Le personnage principal, Patrick Immelman, est justement un mélange entre photographe à potins et « private investigator » comme les initiales de son faux nom l’indique. Il vit chez son grand-père qui, atteint par la maladie d’Alzheimer, pique régulièrement une crise de nerfs lorsqu’il pense que le routeur ne marche pas. Dans le premier épisode de la bédé, Patrick se fait recruter par Taj McGill, une très belle femme qui lui demande d’enquêter sur elle-même, car elle veut vérifier si elle a bien caché ses vices et mauvais contacts. Or, la cliente du détective se fait tuer le soir-même de leur rencontre. Patrick se rend compte qu’il y a anguille sous roche et qu’il devra participer à une histoire beaucoup plus vaste et dangereuse que ce que Taj prétendait.

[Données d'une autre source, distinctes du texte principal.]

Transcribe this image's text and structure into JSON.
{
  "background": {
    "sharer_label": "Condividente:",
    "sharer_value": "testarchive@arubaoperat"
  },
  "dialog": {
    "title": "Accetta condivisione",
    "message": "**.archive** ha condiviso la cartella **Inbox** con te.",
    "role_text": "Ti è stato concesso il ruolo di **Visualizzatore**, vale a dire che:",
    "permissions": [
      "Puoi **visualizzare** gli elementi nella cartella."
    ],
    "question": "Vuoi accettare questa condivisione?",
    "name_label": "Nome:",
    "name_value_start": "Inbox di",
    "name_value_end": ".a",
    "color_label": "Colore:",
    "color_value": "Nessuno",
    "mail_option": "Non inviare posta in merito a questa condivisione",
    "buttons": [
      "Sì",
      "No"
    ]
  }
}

image copieThe Private Eye n’est pas une des œuvres majeures de Brian K. Vaughan; il serait très difficile d’atteindre le niveau de Saga, Y The Last Man ou encore Pride of Baghdad. Cependant, la facilité avec laquelle il crée un futur impressionne et attise l’imagination du lecteur. Il y a très peu de scènes d’exposition et nous rentrons dans le vif du sujet avec très peu de flashbacks. Le récit aux dialogues passionnants se devine par des sous-entendus, des accessoires utilisés par des personnages secondaires, des commentaires marmonnés par le grand-père sénile ou un trip de morphine de notre privé préféré.

Lorsque Vaughan lui proposa de créer une série sur l’absence d’Internet dans le futur, Marcos Martin, adepte de l’humour espagnol, lui répondit : « Dans ce cas, il faut la publier exclusivement sur Internet ». Ils créèrent un site de distribution de webcomics et les lecteurs paient le montant qu’ils veulent pour télécharger un numéro. Aussi, la série, étalée sur 10 numéros, était conçue spécifiquement pour être lue sur une tablette, avec des pages en largeur et un format proche du 16/9 cinématographique.

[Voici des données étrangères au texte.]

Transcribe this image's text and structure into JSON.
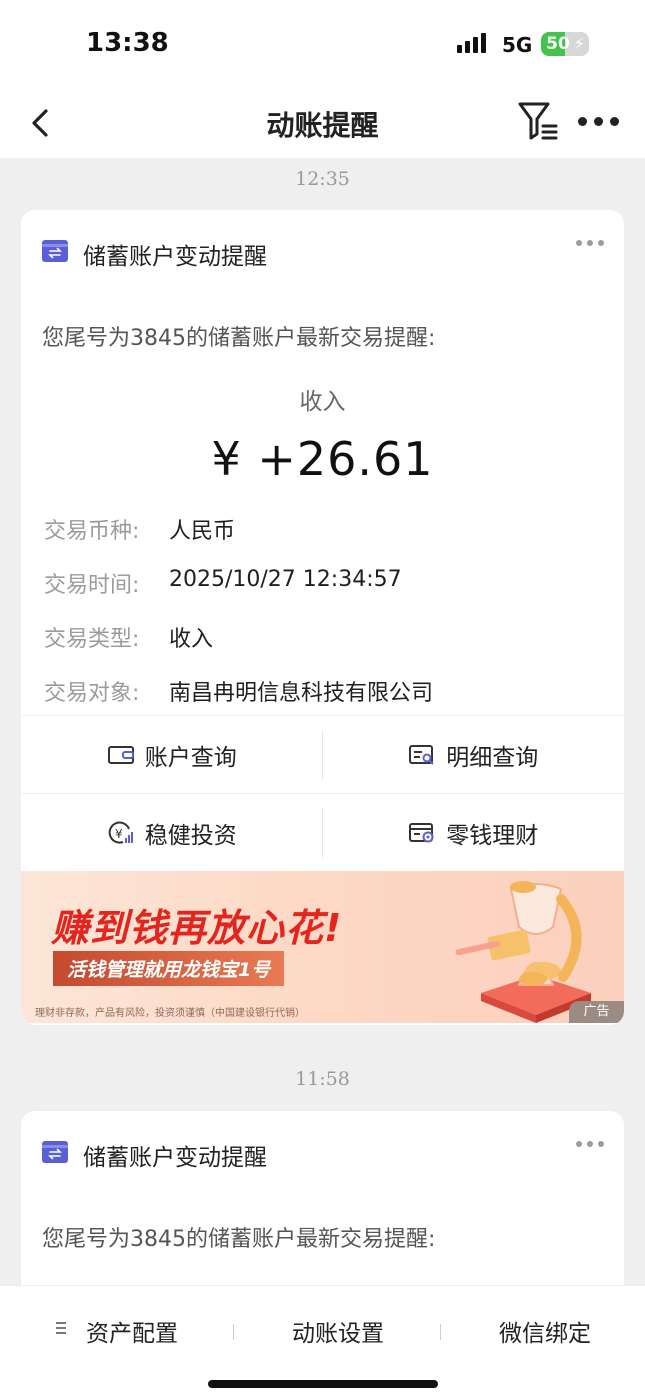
{
  "status_bar": {
    "time": "13:38",
    "network": "5G",
    "battery": "50",
    "battery_level": 0.5
  },
  "nav": {
    "title": "动账提醒",
    "back_icon": "chevron-left-icon",
    "filter_icon": "filter-icon",
    "more_icon": "more-horizontal-icon"
  },
  "notifications": [
    {
      "timestamp": "12:35",
      "title": "储蓄账户变动提醒",
      "intro": "您尾号为3845的储蓄账户最新交易提醒:",
      "amount_label": "收入",
      "amount": "¥ +26.61",
      "details": [
        {
          "label": "交易币种:",
          "value": "人民币"
        },
        {
          "label": "交易时间:",
          "value": "2025/10/27 12:34:57"
        },
        {
          "label": "交易类型:",
          "value": "收入"
        },
        {
          "label": "交易对象:",
          "value": "南昌冉明信息科技有限公司"
        }
      ],
      "actions": [
        "账户查询",
        "明细查询",
        "稳健投资",
        "零钱理财"
      ],
      "banner": {
        "headline": "赚到钱再放心花!",
        "subline": "活钱管理就用龙钱宝1号",
        "disclaimer": "理财非存款，产品有风险，投资须谨慎（中国建设银行代销）",
        "ad_tag": "广告"
      }
    },
    {
      "timestamp": "11:58",
      "title": "储蓄账户变动提醒",
      "intro": "您尾号为3845的储蓄账户最新交易提醒:"
    }
  ],
  "tabbar": {
    "items": [
      "资产配置",
      "动账设置",
      "微信绑定"
    ]
  },
  "colors": {
    "accent": "#5b5fd6",
    "ad_red": "#e3251e",
    "background": "#efefef"
  }
}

image copie 3The Private Eye a commencé à être publiée en 2013 et le 10ème numéro qui clôture l’histoire est sorti ce printemps. C’est une bédé aux dessins dynamiques, avec des scènes d’action fulgurantes. C’est une fable digne de l’époque des films noirs, avec des antihéros et des antagonistes qui ont des motifs compréhensibles. Les conséquences de leurs actions sont néfastes pour la plupart des personnages auxquels on s’attache.

The Private Eye innove en montrant un futur rétrograde (vous imaginez-vous vivre sans Bdmétrique ?) et lance des discussions essentielles sur la place que prend l’anonymat dans notre société actuelle.

8/10

The Private Eye

Auteurs : Brian K. Vaughan (scénario) Marcos Martin (dessins)

Éditeur : téléchargeables sur www.panelsyndicate.com (2015)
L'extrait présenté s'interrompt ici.